According to Freitez, Spidle went into the neighboring apartment and murdered both Carmona and Mateo.
''A neighbor came in without asking, kills and murders a woman and a child with a hammer,'' said Freitez during a Spanish language Mass. He went on to call hate a sickness of the spirit.
''People snap, and drugs are a terrible thing,'' said Hirschfield. ''You know, some drugs you take, you know really make you psychotic or something, and he had this grudge. I don't know how this happened.''
Police said the rampage that followed on Friday afternoon resulted in three separate crashes.
At around 2 p.m., first responders arrived at the scene of a hit-and-run along the 8100 block of Wiles Road in Coral Springs.
Surveillance video from a nearby gas station captured the silver Kia that, detectives said, the suspect was driving when he caused a chain-reaction crash and took off.
''The officer did initially make contact with that driver, who then ended up fleeing from that scene,'' said Coral Springs Police Deputy Chief Brad McKeone.
Shortly after, police said, the driver of the Kia was involved in a four-car crash at Powerline and Sample roads in Coconut Creek.
It was at this scene where, detectives said, the driver of the Kia fatally shot someone, hopped into a white pickup truck, possibly the victim's, and fled again.
Police said the third crash took place near a Walgreens on the 4300 block of Sample Road in Coconut Creek.
After crashing the truck, police said, the driver got out of the truck without any clothes on and took off on foot.
A woman recorded cellphone video of the nude suspect walking away.
''He's completely naked, and then I saw he's out of his mind,'' said witness Lorena Sagna.
Shortly after, police said, he was taken into custody at a Shell gas station along the 4700 block of Sample Road.
Spidle appeared before a judge on Saturday and was officially charged.

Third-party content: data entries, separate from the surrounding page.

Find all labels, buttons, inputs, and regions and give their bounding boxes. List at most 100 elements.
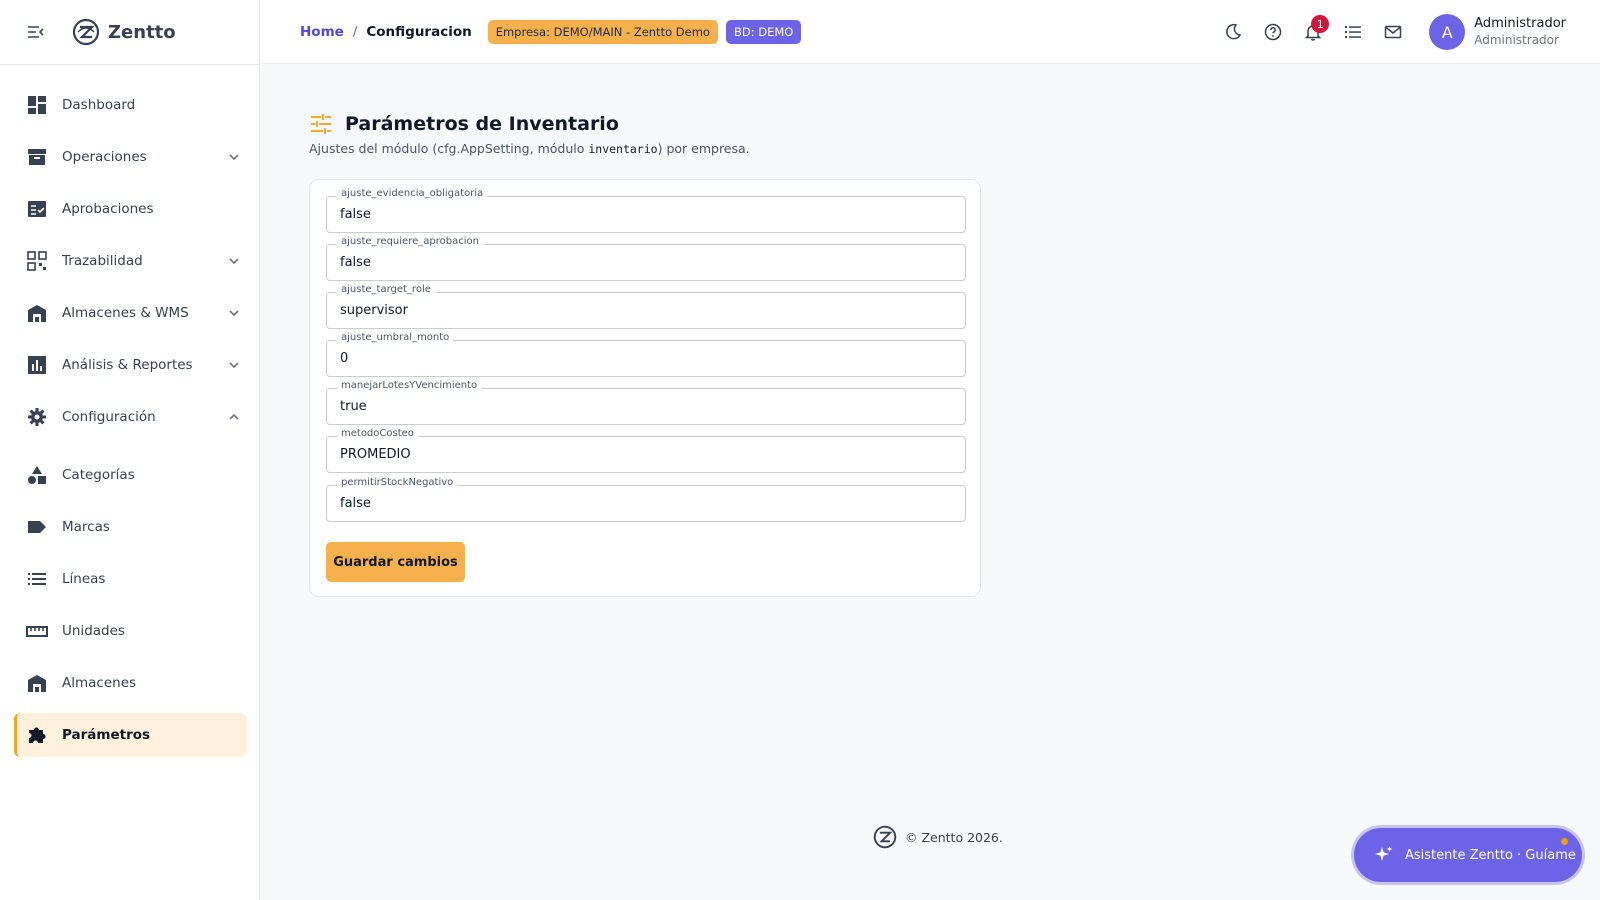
help-icon[interactable] <box>1253 12 1293 52</box>
setting-input-ajuste-target-role[interactable] <box>340 293 950 328</box>
sidebar-item-analisis-reportes[interactable]: Análisis & Reportes <box>14 343 247 387</box>
brand-bar: Zentto <box>0 0 259 65</box>
warehouse-icon <box>26 672 48 694</box>
chevron-down-icon <box>229 258 239 265</box>
assistant-status-dot <box>1561 838 1568 845</box>
sidebar-item-label: Análisis & Reportes <box>62 357 193 373</box>
main-content: Parámetros de Inventario Ajustes del mód… <box>261 65 1600 900</box>
page-title-row: Parámetros de Inventario <box>309 112 619 136</box>
chevron-down-icon <box>229 362 239 369</box>
warehouse-icon <box>26 302 48 324</box>
user-menu[interactable]: A Administrador Administrador <box>1429 14 1566 50</box>
app-name: Zentto <box>108 21 176 43</box>
setting-input-ajuste-umbral-monto[interactable] <box>340 341 950 376</box>
zentto-logo-icon <box>873 825 897 849</box>
user-names: Administrador Administrador <box>1474 16 1566 47</box>
setting-input-ajuste-evidencia-obligatoria[interactable] <box>340 197 950 232</box>
tag-icon <box>26 516 48 538</box>
sidebar-item-label: Categorías <box>62 467 135 483</box>
sidebar-item-label: Configuración <box>62 409 156 425</box>
setting-field: permitirStockNegativo <box>326 477 966 522</box>
sidebar-item-label: Trazabilidad <box>62 253 143 269</box>
collapse-menu-icon[interactable] <box>26 22 46 42</box>
chart-icon <box>26 354 48 376</box>
list-icon <box>26 568 48 590</box>
ruler-icon <box>26 620 48 642</box>
sidebar-item-lineas[interactable]: Líneas <box>14 557 247 601</box>
setting-field: ajuste_target_role <box>326 284 966 329</box>
setting-field: metodoCosteo <box>326 428 966 473</box>
sidebar-item-operaciones[interactable]: Operaciones <box>14 135 247 179</box>
setting-input-permitir-stock-negativo[interactable] <box>340 486 950 521</box>
gear-icon <box>26 406 48 428</box>
sidebar-item-label: Operaciones <box>62 149 147 165</box>
task-list-icon[interactable] <box>1333 12 1373 52</box>
user-name: Administrador <box>1474 16 1566 32</box>
sidebar-item-parametros[interactable]: Parámetros <box>14 713 247 757</box>
tune-sliders-icon <box>311 114 331 134</box>
sidebar-item-almacenes-wms[interactable]: Almacenes & WMS <box>14 291 247 335</box>
zentto-logo-icon <box>72 18 100 46</box>
sidebar-item-aprobaciones[interactable]: Aprobaciones <box>14 187 247 231</box>
chevron-down-icon <box>229 310 239 317</box>
subtitle-module-code: inventario <box>588 142 658 156</box>
setting-field: ajuste_requiere_aprobacion <box>326 236 966 281</box>
user-role: Administrador <box>1474 32 1559 47</box>
sparkle-icon <box>1375 846 1393 861</box>
notifications-bell-icon[interactable]: 1 <box>1293 12 1333 52</box>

Investigators said the Kia led them to the suspect's apartment, located next door to the unit where the woman and infant were found.
Saturday evening, 7News cameras captured crime scene investigators removing evidence from the victims' unit, as they continue their investigation.
Spidle was said to have lived in the complex for about 15 years.
The family of Carmona and Mateo are in the process of the final arrangements for their burial and ask on social media for lots of prayers.